To compensate for this effect, we can increase the dose of the EUV tool, which will increase the number of photons per unit area and reduce random variability. But increasing the scanner dose directly reduces the throughput of the EUV scanner, which increases the cost. Therefore, engineers need to weigh the pros and cons and determine the right compromise.

As device feature sizes shrink to the molecular and atomic levels, the relative size of random variability is now 10% or more of the feature size and accounts for more than half of the total variability in the patterning process. And randomness is not just a phenomenon unique to EUV processes - it is also a significant contributor to the total error rate when multiple patterning techniques are deployed using 193nm immersion scanners.

In the latest generation nodes, adjacent printed features can no longer be assumed to be the same size – randomness now needs to be precisely optimized and controlled.

The figure below compares the number of photons absorbed in a given volume for 193nm light (left) and 13.5nm (EUV) light (right) at constant exposure dose and resist absorption coefficient.

Photon shot noise

The need for different measurement and analysis methods

Random variability is now a critical source of error in many manufacturing steps including mask printing, lithography, etching, and deposition. Optimizing and controlling these processes first requires the ability to accurately and precisely measure random effects. After all, what you can't measure you can't control.

Importantly, accurately measuring randomness is extremely difficult because the measurement tool itself (such as a CD-SEM) can introduce measurement errors that are as large as the effect being measured. Therefore, the industry needs specialized measurement and analysis techniques that can remove SEM noise to accurately report random errors. However, traditional measurement methods and tools are less than ideal at measuring and removing this measurement noise.

In addition, to properly analyze randomness, a probabilistic approach must be used, which is very different from the deterministic approach that the industry has historically used. Using just average measurements does not allow for accurate judgments about the impact of randomness.

For example, probabilistic modeling requires accurate error bars to determine the probability of an event occurring. To do this, all randomness measurements need to include accurate error bars that describe the measurement uncertainty. However, determining accurate error bars for randomness requires tools that are different from the statistical tools commonly used in the industry.

When engineers and automated control systems have access to accurate randomness measurement data, they can make informed decisions for each layer during the development phase, reduce variability faster during the ramp phase, and control the process in production. In addition, random errors directly affect the optimization of chip design and the application of OPC (Optical Proximity Correction). Therefore, there is now a need to use randomness-aware OPC modeling in addition to randomness-aware process control.
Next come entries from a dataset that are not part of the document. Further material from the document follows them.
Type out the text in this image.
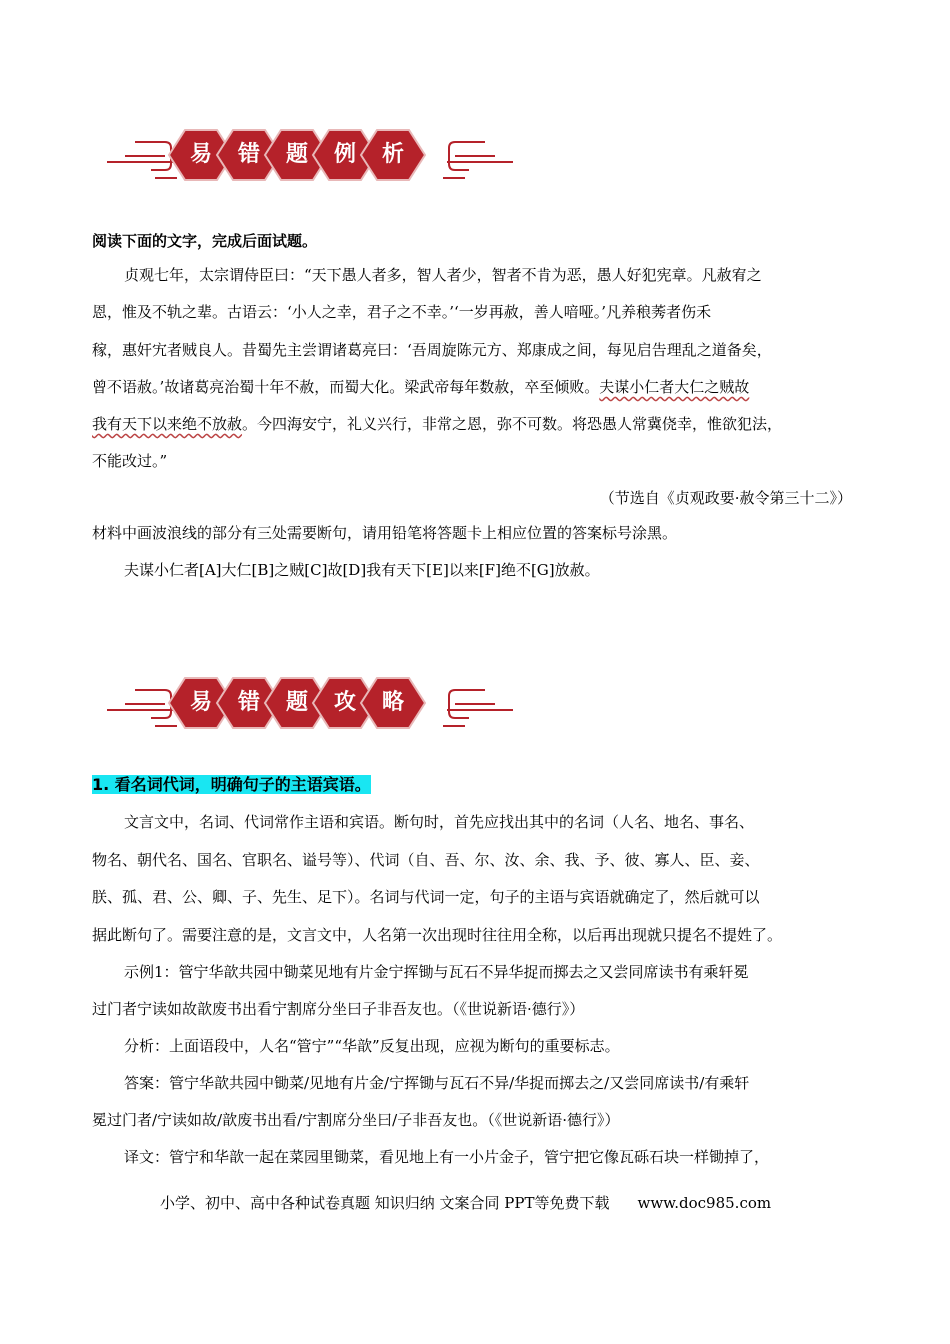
易	错	题	例	析
阅读下面的文字，完成后面试题。
贞观七年，太宗谓侍臣曰：“天下愚人者多，智人者少，智者不肯为恶，愚人好犯宪章。凡赦宥之
恩，惟及不轨之辈。古语云：‘小人之幸，君子之不幸。’‘一岁再赦，善人喑哑。’凡养稂莠者伤禾
稼，惠奸宄者贼良人。昔蜀先主尝谓诸葛亮曰：‘吾周旋陈元方、郑康成之间，每见启告理乱之道备矣，
曾不语赦。’故诸葛亮治蜀十年不赦，而蜀大化。梁武帝每年数赦，卒至倾败。夫谋小仁者大仁之贼故
我有天下以来绝不放赦。今四海安宁，礼义兴行，非常之恩，弥不可数。将恐愚人常冀侥幸，惟欲犯法，
不能改过。”
（节选自《贞观政要·赦令第三十二》）
材料中画波浪线的部分有三处需要断句，请用铅笔将答题卡上相应位置的答案标号涂黑。
夫谋小仁者[A]大仁[B]之贼[C]故[D]我有天下[E]以来[F]绝不[G]放赦。
易	错	题	攻	略
1. 看名词代词，明确句子的主语宾语。
文言文中，名词、代词常作主语和宾语。断句时，首先应找出其中的名词（人名、地名、事名、
物名、朝代名、国名、官职名、谥号等）、代词（自、吾、尔、汝、余、我、予、彼、寡人、臣、妾、
朕、孤、君、公、卿、子、先生、足下）。名词与代词一定，句子的主语与宾语就确定了，然后就可以
据此断句了。需要注意的是，文言文中，人名第一次出现时往往用全称，以后再出现就只提名不提姓了。
示例1：管宁华歆共园中锄菜见地有片金宁挥锄与瓦石不异华捉而掷去之又尝同席读书有乘轩冕
过门者宁读如故歆废书出看宁割席分坐曰子非吾友也。（《世说新语·德行》）
分析：上面语段中，人名“管宁”“华歆”反复出现，应视为断句的重要标志。
答案：管宁华歆共园中锄菜/见地有片金/宁挥锄与瓦石不异/华捉而掷去之/又尝同席读书/有乘轩
冕过门者/宁读如故/歆废书出看/宁割席分坐曰/子非吾友也。（《世说新语·德行》）
译文：管宁和华歆一起在菜园里锄菜，看见地上有一小片金子，管宁把它像瓦砾石块一样锄掉了，
小学、初中、高中各种试卷真题 知识归纳 文案合同 PPT等免费下载 www.doc985.com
Traditional analysis tools in the semiconductor industry have been focused on deterministic modeling, but in order to accurately optimize and control randomness, the industry needs a different set of measurement and analysis tools.

Summarize

The latest generation nodes in semiconductor manufacturing have significant random variability, called stochasticity, that needs to be optimized and controlled. This problem becomes more severe with each new generation of technology.

Stochasticity forces fabs to make a trade-off between yield and productivity. For example, by increasing the dose of EUV lithography scanners, fabs can reduce the impact of stochasticity and improve yield. But this comes with a huge cost: a significant reduction in process tool throughput. When fabs accurately control stochasticity, they can simultaneously improve process tool productivity and increase yield.

The first step to controlling stochasticity is to use accurate and precise measurement techniques. You can't control what you can't measure.